From Spatial Storytelling to Green Storyboarding

From Spatial Storytelling to Green Storyboarding
A Visual Prayer: Assisi of Saint Fracis. V. Bogdanova.
Designing social justice in sustainable realities through writing, drawing and contemplative practices in architectural design and research

Archi | Contemplatives
Ljubljana, Slovenia
Links
Team members
Viktorija Bogdanova
David Srakar
Field of work
Architecture, Multimedia, Research
Project category
Raising awareness
Project submitted
2022

Archi | Contemplatives is a multidisciplinary educational platform, founded by David Srakar (BA pth., MAABS, logotherapist, contemplative teacher) and Viktorija Bogdanova (PhD Arch., architect and artist). The platform is a vibrant community of open-minded architects, writers, creatives, contemplatives and other enthusiasts interested in the interdisciplinary field of architectural design and practice, literary and visual arts, ethical pedagogy and contemplative practices.

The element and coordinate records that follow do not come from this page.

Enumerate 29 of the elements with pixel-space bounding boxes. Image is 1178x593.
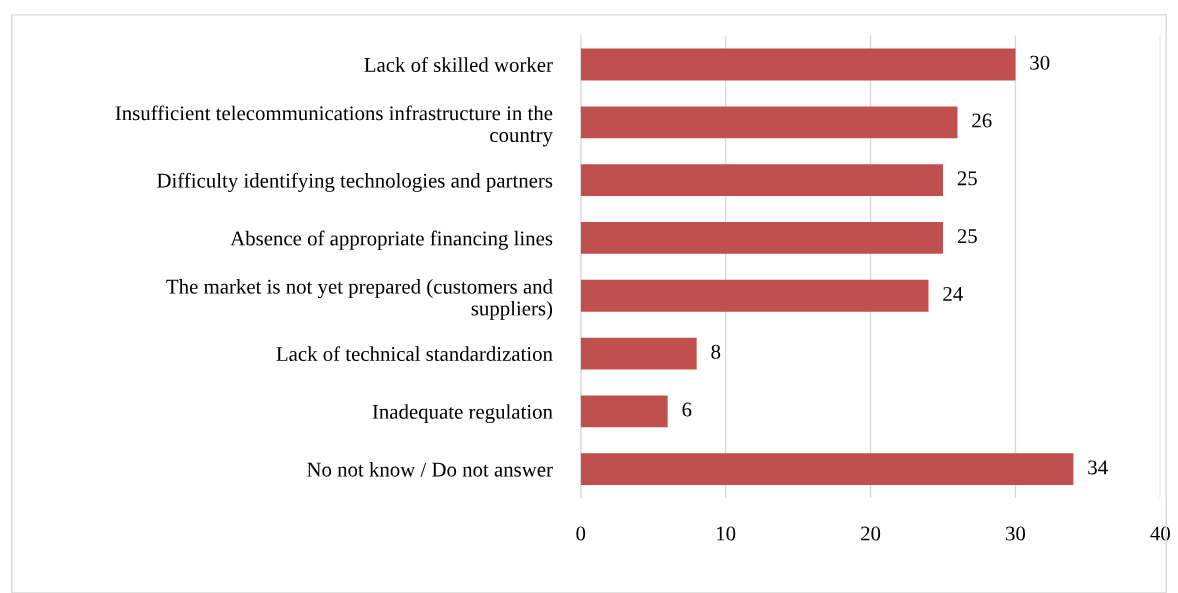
bar: [580, 222, 943, 254]
y-tick-label: Lack of technical standardization: [276, 346, 553, 362]
x-tick-label: 20: [861, 526, 881, 541]
data-label: 25: [957, 229, 977, 244]
bar: [580, 106, 958, 139]
data-label: 26: [972, 113, 992, 128]
data-label: 8: [711, 344, 721, 359]
x-tick-label: 40: [1150, 526, 1170, 541]
bar: [580, 279, 929, 312]
data-label: 6: [682, 402, 692, 417]
x-tick-label: 30: [1006, 526, 1026, 541]
bar: [580, 164, 943, 197]
y-tick-label: Difficulty identifying technologies and partners: [157, 172, 553, 192]
data-label: 24: [943, 286, 963, 301]
x-tick-label: 0: [576, 526, 586, 541]
y-tick-label: Lack of skilled worker: [364, 57, 553, 72]
data-label: 25: [957, 171, 977, 186]
y-tick-label: The market is not yet prepared (customers and suppliers): [166, 279, 553, 320]
bar: [580, 48, 1016, 81]
y-tick-label: No not know / Do not answer: [307, 461, 553, 477]
data-label: 30: [1030, 55, 1050, 70]
y-tick-label: Insufficient telecommunications infrastructure in the country: [115, 105, 553, 147]
bar: [580, 453, 1074, 486]
data-label: 34: [1088, 460, 1108, 475]
bar: [580, 337, 697, 370]
x-tick-label: 10: [717, 526, 736, 541]
y-tick-label: Absence of appropriate financing lines: [230, 230, 553, 250]
y-tick-label: Inadequate regulation: [372, 404, 553, 424]
bar: [580, 395, 668, 428]
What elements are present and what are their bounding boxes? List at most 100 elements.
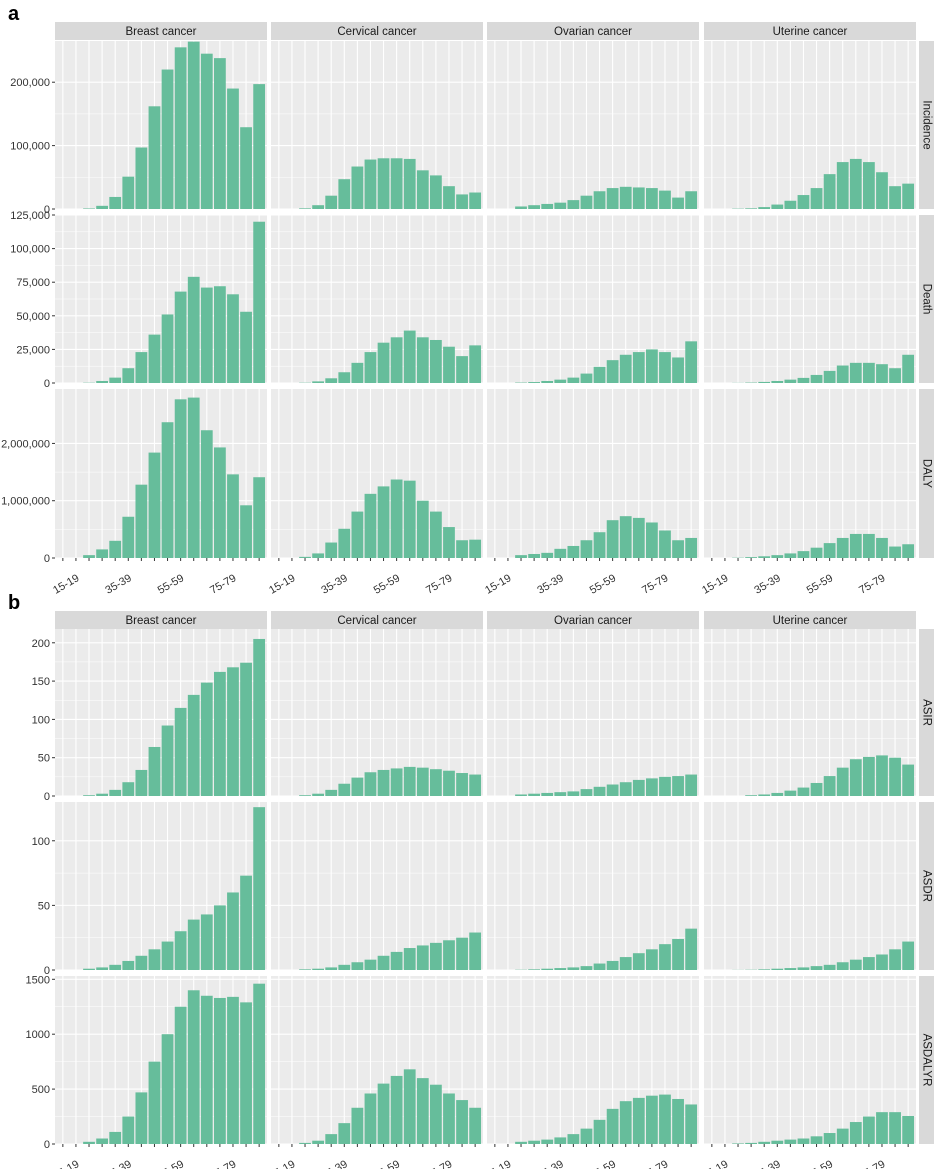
panel-a-strip-label-breast-cancer: Breast cancer (126, 26, 197, 38)
bar-panel-b-asdalyr-uterine-cancer-80-84 (889, 1112, 901, 1144)
panel-a-x-tick-label-breast-cancer-75-79: 75-79 (208, 572, 238, 596)
bar-panel-a-daly-ovarian-cancer-35-39 (554, 548, 567, 558)
panel-b-asdr-panel-uterine-cancer (704, 802, 916, 971)
bar-panel-b-asdr-ovarian-cancer-50-54 (593, 963, 606, 970)
bar-panel-b-asdr-breast-cancer-60-64 (187, 919, 200, 970)
panel-a-death-panel-uterine-cancer (704, 214, 916, 384)
bar-panel-b-asdr-cervical-cancer-55-59 (390, 951, 403, 970)
bar-panel-b-asdr-breast-cancer-70-74 (214, 905, 226, 970)
bar-panel-b-asir-ovarian-cancer-50-54 (593, 786, 606, 796)
bar-panel-a-incidence-uterine-cancer-25-29 (745, 208, 757, 209)
bar-panel-a-daly-breast-cancer-55-59 (174, 399, 187, 558)
bar-panel-b-asdr-ovarian-cancer-55-59 (606, 960, 619, 970)
bar-panel-a-daly-ovarian-cancer-70-74 (646, 522, 658, 558)
bar-panel-a-death-cervical-cancer-65-69 (416, 337, 429, 383)
bar-panel-a-death-cervical-cancer-80-84 (456, 356, 468, 383)
bar-panel-a-incidence-breast-cancer-85 (253, 84, 266, 209)
bar-panel-a-incidence-cervical-cancer-55-59 (390, 158, 403, 209)
bar-panel-b-asdalyr-uterine-cancer-45-49 (797, 1138, 810, 1144)
bar-panel-a-death-uterine-cancer-85 (902, 354, 915, 383)
bar-panel-a-death-cervical-cancer-25-29 (312, 381, 324, 383)
bar-panel-b-asdalyr-breast-cancer-75-79 (227, 996, 239, 1144)
panel-a-strip-label-uterine-cancer: Uterine cancer (773, 26, 848, 38)
bar-panel-b-asir-breast-cancer-25-29 (96, 793, 108, 796)
panel-b-asir-y-tick-label: 0 (44, 791, 50, 803)
bar-panel-a-incidence-cervical-cancer-45-49 (364, 159, 377, 209)
bar-panel-b-asdr-ovarian-cancer-65-69 (632, 953, 645, 970)
panel-b-asdalyr-panel-uterine-cancer (704, 976, 916, 1145)
bar-panel-b-asir-breast-cancer-30-34 (109, 789, 122, 796)
bar-panel-b-asdalyr-uterine-cancer-30-34 (758, 1141, 771, 1144)
bar-panel-b-asdr-cervical-cancer-20-24 (299, 969, 311, 970)
bar-panel-a-death-ovarian-cancer-75-79 (659, 352, 671, 383)
panel-a-daly-panel-ovarian-cancer (487, 389, 699, 559)
bar-panel-a-death-ovarian-cancer-55-59 (606, 360, 619, 383)
panel-b-x-tick-label-breast-cancer-75-79: 75-79 (208, 1158, 238, 1169)
bar-panel-a-incidence-uterine-cancer-80-84 (889, 186, 901, 209)
bar-panel-b-asdr-cervical-cancer-45-49 (364, 959, 377, 970)
bar-panel-b-asir-breast-cancer-35-39 (122, 782, 135, 796)
bar-panel-b-asir-breast-cancer-20-24 (83, 795, 95, 796)
bar-panel-b-asdr-uterine-cancer-40-44 (784, 968, 797, 970)
bar-panel-b-asdalyr-uterine-cancer-25-29 (745, 1142, 757, 1144)
bar-panel-a-daly-cervical-cancer-55-59 (390, 479, 403, 558)
panel-b-asdr-panel-breast-cancer (55, 802, 267, 971)
bar-panel-b-asdr-uterine-cancer-65-69 (849, 959, 862, 970)
panel-a-incidence-panel-breast-cancer (55, 41, 267, 210)
bar-panel-b-asdalyr-uterine-cancer-50-54 (810, 1136, 823, 1144)
bar-panel-a-daly-cervical-cancer-35-39 (338, 528, 351, 558)
bar-panel-b-asdr-breast-cancer-45-49 (148, 949, 161, 970)
bar-panel-a-incidence-ovarian-cancer-50-54 (593, 191, 606, 209)
bar-panel-a-daly-uterine-cancer-25-29 (745, 557, 757, 558)
bar-panel-b-asir-uterine-cancer-65-69 (849, 759, 862, 796)
bar-panel-a-daly-cervical-cancer-65-69 (416, 500, 429, 558)
panel-a-death-y-tick-label: 100,000 (10, 244, 50, 256)
bar-panel-b-asdalyr-ovarian-cancer-85 (685, 1104, 698, 1144)
bar-panel-a-death-ovarian-cancer-30-34 (541, 380, 554, 383)
panel-b-asdalyr-y-tick-label: 500 (32, 1084, 50, 1096)
bar-panel-b-asdr-cervical-cancer-50-54 (377, 955, 390, 970)
bar-panel-a-daly-breast-cancer-85 (253, 477, 266, 558)
bar-panel-a-incidence-breast-cancer-45-49 (148, 106, 161, 209)
panel-a-x-tick-label-ovarian-cancer-15-19: 15-19 (483, 572, 513, 596)
panel-b-asir-panel-uterine-cancer (704, 629, 916, 797)
panel-a-x-tick-label-cervical-cancer-35-39: 35-39 (319, 572, 349, 596)
bar-panel-b-asir-breast-cancer-40-44 (135, 769, 148, 796)
bar-panel-b-asdr-ovarian-cancer-60-64 (619, 957, 632, 970)
bar-panel-a-incidence-cervical-cancer-70-74 (430, 175, 442, 209)
bar-panel-a-daly-cervical-cancer-40-44 (351, 511, 364, 558)
bar-panel-b-asdalyr-ovarian-cancer-45-49 (580, 1128, 593, 1144)
panel-b-x-tick-label-ovarian-cancer-15-19: 15-19 (483, 1158, 513, 1169)
bar-panel-b-asdalyr-ovarian-cancer-80-84 (672, 1098, 684, 1144)
bar-panel-b-asir-uterine-cancer-80-84 (889, 757, 901, 796)
bar-panel-b-asir-breast-cancer-80-84 (240, 662, 252, 796)
bar-panel-b-asdr-ovarian-cancer-45-49 (580, 966, 593, 970)
bar-panel-b-asdalyr-uterine-cancer-85 (902, 1116, 915, 1144)
bar-panel-a-incidence-uterine-cancer-40-44 (784, 200, 797, 209)
panel-b-letter: b (8, 592, 20, 614)
bar-panel-b-asdalyr-uterine-cancer-70-74 (863, 1116, 875, 1144)
panel-b-asdalyr-y-tick-label: 1500 (26, 974, 50, 986)
bar-panel-b-asir-cervical-cancer-30-34 (325, 789, 338, 796)
bar-panel-a-daly-uterine-cancer-45-49 (797, 551, 810, 558)
panel-b-asir-panel-ovarian-cancer (487, 629, 699, 797)
bar-panel-b-asdr-cervical-cancer-85 (469, 932, 482, 970)
figure-content: a Breast cancer Cervical cancer Ovarian can… (1, 3, 934, 1169)
bar-panel-a-daly-ovarian-cancer-20-24 (515, 555, 527, 558)
bar-panel-b-asdr-ovarian-cancer-70-74 (646, 949, 658, 970)
bar-panel-a-incidence-uterine-cancer-85 (902, 183, 915, 209)
bar-panel-b-asir-cervical-cancer-85 (469, 774, 482, 796)
bar-panel-b-asdr-uterine-cancer-85 (902, 941, 915, 970)
bar-panel-a-death-breast-cancer-50-54 (161, 314, 174, 383)
bar-panel-a-incidence-breast-cancer-70-74 (214, 58, 226, 210)
panel-b-asdalyr-y-tick-label: 0 (44, 1139, 50, 1151)
bar-panel-b-asdr-uterine-cancer-30-34 (758, 969, 771, 970)
panel-b-x-tick-label-ovarian-cancer-35-39: 35-39 (535, 1158, 565, 1169)
bar-panel-a-death-cervical-cancer-70-74 (430, 339, 442, 383)
panel-b-asdr-row-label: ASDR (920, 870, 932, 902)
bar-panel-b-asdr-uterine-cancer-55-59 (823, 964, 836, 970)
panel-b-asdr-y-tick-label: 50 (38, 900, 50, 912)
bar-panel-b-asdr-cervical-cancer-65-69 (416, 945, 429, 970)
panel-b-strip-uterine-cancer (704, 611, 916, 629)
bar-panel-a-death-breast-cancer-60-64 (187, 276, 200, 383)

What remains as meaningful for this specific place, for this meshwork of relationships between the people and the environment, when we remove the dry descriptions starting with “This is___” and enter the deeply felt storylines of “I experience___”?

Stories,
human and environmental narratives,
“lived perspectives” (Merleau-Ponty)
where
“your surroundings and your body
find a common language
and are transformed
into a unity
larger than themselves”
(Kagge 2019, 97-98).

Lived stories reflect the dynamics between the human and environmental characters, unfolding the steps of understanding and altering the identity of the particular place.

But how to read, re-write, translate these stories into design principles of the newly built realities?

Our research aims to understand, explore and experiment with the intertwinement of two ‘foreign’ lines of fascination in the architectural discipline: the literature (the written word) and the drawing (the graphic alphabet).

We are particularly interested in these modalities as forms of leaving a meaningful trace in the collective memory of the place, with an emphasis on the varieties of reflecting the embodied experience of different individuals:

• storytelling – reading, observation and understanding of the local site-specific narratives through the eyes and the hands of the local interviewees;
• storyboarding – translating of the local site-specific narratives into possible design principles for the future alternative reality.

Our obsession with storytelling and storyboarding is a result of our belief in the importance of walking, rather than driving through the design process. Walking means being more mindfully present, attending to and witnessing of the life itself unfolding in the specific place, rather than rushing through it on the surface. It also means: understanding and co-living the collective (yet deeply individually experienced) spark, the glow of that ecosystem as a whole.